Le gouvernement britannique faisait face hier à une nouvelle mise en cause de ses militaires en Irak, accusés par Amnisty International d'avoir tué des civils irakiens inoffensifs, dont une fillette de huit ans.

«Les soldats britanniques ont ouvert le feu et tué des civils dans le sud de l'Irak, dans des circonstances où apparemment ceux-ci ne constituaient aucune menace imminente», déclare notamment l'organisation de défense des droits de l'homme, dont le siège est à Londres.

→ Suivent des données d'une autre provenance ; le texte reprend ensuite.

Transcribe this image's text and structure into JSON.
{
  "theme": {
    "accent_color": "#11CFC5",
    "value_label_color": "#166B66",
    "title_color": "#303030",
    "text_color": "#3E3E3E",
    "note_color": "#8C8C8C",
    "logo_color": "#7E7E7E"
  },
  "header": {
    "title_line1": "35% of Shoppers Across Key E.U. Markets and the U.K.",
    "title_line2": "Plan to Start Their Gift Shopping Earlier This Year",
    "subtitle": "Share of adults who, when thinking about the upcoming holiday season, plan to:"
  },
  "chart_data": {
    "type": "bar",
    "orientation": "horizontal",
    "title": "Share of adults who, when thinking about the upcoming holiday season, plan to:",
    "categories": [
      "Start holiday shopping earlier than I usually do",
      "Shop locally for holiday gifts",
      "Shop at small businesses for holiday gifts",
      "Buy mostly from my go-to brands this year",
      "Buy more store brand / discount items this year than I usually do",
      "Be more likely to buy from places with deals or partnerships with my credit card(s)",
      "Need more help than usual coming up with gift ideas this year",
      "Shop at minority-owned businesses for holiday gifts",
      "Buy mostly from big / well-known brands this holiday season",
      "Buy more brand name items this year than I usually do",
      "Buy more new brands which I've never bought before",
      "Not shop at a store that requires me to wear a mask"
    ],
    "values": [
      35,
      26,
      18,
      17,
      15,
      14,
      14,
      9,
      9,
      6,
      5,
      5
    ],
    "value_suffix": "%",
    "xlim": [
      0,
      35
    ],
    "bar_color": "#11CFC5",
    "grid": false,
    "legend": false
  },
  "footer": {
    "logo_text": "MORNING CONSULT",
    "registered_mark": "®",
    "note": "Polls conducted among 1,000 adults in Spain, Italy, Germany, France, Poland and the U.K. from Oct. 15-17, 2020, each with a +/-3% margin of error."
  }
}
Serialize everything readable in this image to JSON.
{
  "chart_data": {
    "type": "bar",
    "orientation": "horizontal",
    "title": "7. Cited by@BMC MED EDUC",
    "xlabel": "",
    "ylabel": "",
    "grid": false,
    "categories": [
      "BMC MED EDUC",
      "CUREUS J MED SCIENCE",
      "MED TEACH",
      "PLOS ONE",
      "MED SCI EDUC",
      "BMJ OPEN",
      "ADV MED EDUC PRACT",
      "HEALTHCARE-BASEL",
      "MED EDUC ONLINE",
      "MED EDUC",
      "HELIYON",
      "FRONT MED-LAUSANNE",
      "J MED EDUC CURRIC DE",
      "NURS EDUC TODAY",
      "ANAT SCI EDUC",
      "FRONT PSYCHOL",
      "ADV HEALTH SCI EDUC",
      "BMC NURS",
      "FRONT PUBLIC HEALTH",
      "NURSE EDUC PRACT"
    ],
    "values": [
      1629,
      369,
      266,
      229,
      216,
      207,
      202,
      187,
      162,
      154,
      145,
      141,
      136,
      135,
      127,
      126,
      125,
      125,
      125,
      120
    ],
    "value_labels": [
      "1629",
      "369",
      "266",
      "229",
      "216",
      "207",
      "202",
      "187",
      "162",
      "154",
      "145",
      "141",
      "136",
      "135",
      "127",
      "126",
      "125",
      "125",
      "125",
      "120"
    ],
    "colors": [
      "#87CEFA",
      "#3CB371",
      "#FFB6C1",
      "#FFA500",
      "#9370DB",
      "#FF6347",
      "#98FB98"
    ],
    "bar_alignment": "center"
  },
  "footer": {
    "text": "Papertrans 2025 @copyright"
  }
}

«Dans nombre de ces cas, l'armée britannique n'a même pas ouvert une enquête», accuse Amnisty.

Selon Amnistie, les forces britanniques seraient impliquées dans la mort de 37 civils non menaçants en Irak depuis le 1er mai 2003, date officielle de la fin de la guerre.

Hier, le porte-parole de Downing Street s'est contenté d'indiquer que le ministère de la Défense était «déjà au courant des cas soulevés par Amnisty», ajoutant que des enquêtes sont ouvertes.

Un tribunal londonien a estimé hier que la mort de 13 habitants du sud de l'Irak, tués, selon leurs proches, par l'armée britannique depuis mai 2003, était «un dossier recevable», ouvrant la voie à une possible enquête judiciaire en Grande-Bretagne.

Les familles refusent que seule la justice militaire soit chargée des enquêtes sur ces décès.

«Étant donné la façon dont les choses se passent en Irak, il me semble dans l'intérêt de tous que ce point de principe soit tranché dès que possible», a indiqué le juge Andrew Collins, en annonçant sa décision hier au cours d'une audience à la Haute Cour de justice de Londres.

Le Fonds des Nations unies pour l'enfance (UNICEF) a annoncé hier qu'il enquêtait sur des informations faisant état de la présence d'enfants parmi les détenus auxquels ont été infligés des sévices dans les prisons irakiennes sous commandement de la coalition.